The global fashion industry is responsible for 3.3 billion tonnes of CO2 a year – and the UK is the worst culprit in Europe. We buy more than any other country in the continent, and five times the amount bought in the 80s. How has this happened? And is there a way out of our over-consumption?
At a ThinkIn in our newsroom, one of our speakers addressed the prohibitively high prices of environmentally-friendly clothes. We’ve become accustomed to low-cost clothing, where cheap price tags trump sustainability and ethics. But as a result, the quality of our clothes has also dropped.
So as consumers, what should we be considering?

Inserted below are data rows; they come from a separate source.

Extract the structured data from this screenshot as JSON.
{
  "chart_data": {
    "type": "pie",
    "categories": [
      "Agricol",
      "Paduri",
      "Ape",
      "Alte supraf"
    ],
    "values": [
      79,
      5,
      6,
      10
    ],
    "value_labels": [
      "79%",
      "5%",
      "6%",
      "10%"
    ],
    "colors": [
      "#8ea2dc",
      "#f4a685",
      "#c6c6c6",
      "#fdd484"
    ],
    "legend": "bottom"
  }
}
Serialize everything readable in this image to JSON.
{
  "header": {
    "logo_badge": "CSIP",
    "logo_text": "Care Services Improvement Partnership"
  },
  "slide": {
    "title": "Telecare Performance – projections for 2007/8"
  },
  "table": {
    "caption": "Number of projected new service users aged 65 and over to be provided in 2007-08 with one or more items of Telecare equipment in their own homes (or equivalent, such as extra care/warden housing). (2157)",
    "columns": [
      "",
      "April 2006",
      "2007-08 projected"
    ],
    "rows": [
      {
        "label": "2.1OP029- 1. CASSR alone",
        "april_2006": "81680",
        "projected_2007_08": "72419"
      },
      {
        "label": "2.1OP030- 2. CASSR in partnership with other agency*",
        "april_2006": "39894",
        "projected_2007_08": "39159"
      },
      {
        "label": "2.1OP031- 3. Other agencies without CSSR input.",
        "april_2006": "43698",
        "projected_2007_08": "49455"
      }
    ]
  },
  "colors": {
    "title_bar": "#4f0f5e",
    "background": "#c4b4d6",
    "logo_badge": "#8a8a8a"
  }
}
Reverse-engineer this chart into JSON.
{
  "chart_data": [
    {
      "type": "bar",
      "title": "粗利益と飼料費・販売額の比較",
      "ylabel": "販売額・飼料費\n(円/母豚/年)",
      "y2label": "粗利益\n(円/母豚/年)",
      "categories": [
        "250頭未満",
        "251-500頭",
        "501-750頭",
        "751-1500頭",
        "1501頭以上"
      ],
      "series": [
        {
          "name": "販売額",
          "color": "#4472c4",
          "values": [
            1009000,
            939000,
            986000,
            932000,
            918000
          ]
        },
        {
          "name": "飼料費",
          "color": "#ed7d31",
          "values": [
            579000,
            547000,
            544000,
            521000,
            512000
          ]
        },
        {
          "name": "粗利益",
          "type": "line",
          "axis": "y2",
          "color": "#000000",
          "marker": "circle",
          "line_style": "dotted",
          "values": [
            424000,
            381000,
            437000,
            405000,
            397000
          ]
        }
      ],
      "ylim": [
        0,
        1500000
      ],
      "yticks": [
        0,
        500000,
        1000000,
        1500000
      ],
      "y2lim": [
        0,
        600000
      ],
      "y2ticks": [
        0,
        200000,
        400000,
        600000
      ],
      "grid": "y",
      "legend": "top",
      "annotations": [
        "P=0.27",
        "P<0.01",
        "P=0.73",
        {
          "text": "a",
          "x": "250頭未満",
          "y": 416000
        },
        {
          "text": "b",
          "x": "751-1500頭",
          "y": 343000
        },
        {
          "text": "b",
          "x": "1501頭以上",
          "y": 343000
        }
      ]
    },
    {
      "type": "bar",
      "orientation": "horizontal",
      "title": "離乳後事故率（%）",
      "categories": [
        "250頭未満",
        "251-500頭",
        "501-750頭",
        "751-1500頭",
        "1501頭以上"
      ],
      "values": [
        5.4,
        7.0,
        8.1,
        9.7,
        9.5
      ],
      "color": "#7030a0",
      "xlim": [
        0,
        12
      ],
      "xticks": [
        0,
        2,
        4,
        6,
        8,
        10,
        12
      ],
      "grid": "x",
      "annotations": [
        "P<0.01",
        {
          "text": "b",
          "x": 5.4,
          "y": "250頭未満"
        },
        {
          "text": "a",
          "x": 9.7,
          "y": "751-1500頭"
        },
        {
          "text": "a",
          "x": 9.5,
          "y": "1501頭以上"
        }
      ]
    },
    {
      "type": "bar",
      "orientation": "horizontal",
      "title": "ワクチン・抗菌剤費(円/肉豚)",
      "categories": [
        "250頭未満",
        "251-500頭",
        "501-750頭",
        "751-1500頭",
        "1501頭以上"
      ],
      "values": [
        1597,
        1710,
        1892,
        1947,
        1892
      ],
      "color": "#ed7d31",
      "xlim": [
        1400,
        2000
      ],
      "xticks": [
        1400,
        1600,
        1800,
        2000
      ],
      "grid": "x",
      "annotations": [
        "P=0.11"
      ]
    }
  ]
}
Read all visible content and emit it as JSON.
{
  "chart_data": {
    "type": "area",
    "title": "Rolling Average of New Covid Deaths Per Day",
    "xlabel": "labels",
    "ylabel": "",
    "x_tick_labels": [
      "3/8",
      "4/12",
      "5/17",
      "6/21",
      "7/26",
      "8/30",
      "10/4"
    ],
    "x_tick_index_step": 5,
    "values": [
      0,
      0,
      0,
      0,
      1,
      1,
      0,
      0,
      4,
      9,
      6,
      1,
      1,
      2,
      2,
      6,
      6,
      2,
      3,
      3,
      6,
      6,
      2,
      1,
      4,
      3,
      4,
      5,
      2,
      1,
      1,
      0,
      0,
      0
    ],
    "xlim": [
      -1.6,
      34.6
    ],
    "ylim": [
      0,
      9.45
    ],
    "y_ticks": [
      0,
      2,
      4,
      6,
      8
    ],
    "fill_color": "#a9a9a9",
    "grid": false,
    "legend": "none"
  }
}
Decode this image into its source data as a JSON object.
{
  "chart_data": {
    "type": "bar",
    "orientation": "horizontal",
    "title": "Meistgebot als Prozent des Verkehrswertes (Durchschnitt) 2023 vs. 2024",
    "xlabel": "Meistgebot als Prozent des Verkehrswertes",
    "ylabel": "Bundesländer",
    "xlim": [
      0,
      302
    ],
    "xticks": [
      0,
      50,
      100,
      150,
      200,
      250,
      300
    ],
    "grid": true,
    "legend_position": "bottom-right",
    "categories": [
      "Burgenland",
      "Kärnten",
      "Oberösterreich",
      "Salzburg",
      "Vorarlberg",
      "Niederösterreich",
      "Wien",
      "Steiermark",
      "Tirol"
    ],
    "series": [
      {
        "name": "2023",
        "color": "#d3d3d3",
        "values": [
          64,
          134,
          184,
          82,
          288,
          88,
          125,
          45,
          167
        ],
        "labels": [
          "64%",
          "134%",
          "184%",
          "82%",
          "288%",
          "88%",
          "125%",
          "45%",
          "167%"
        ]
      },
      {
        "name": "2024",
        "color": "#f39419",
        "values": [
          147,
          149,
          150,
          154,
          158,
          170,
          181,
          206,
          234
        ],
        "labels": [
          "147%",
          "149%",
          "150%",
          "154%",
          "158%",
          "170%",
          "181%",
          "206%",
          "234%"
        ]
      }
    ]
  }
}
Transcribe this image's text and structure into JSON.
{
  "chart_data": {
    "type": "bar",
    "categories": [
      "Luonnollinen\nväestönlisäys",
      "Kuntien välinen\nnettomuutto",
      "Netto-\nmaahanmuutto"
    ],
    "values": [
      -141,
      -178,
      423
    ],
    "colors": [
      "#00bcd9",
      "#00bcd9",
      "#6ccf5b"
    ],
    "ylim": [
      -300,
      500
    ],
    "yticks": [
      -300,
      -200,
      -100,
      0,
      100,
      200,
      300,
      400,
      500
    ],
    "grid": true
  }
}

When it comes to fabrics, we should pay attention to how it’s treated (eg. tanning vs dyeing), and the consumption levels (eg. is this a high volume item, how are the workers treated etc.) Apple leather and Pinatex were mentioned as fabrics of the future.
It was cheering to hear a number of people were making significant personal steps to stop buying so many clothes, while politely shaming their friends into making better choices. But as with our other ThinkIns in these areas, we ended up asking: is it enough that we live our values, in a quiet consumer revolution. Or does the industry need to be forced to change more, with legislation and intervention for the worst-offenders? Do we need something dramatic to break the cycle to prevent that projected 63 per cent increase in global fashion consumption by 2030? It’s hard not to conclude that regulation works, and is sorely needed.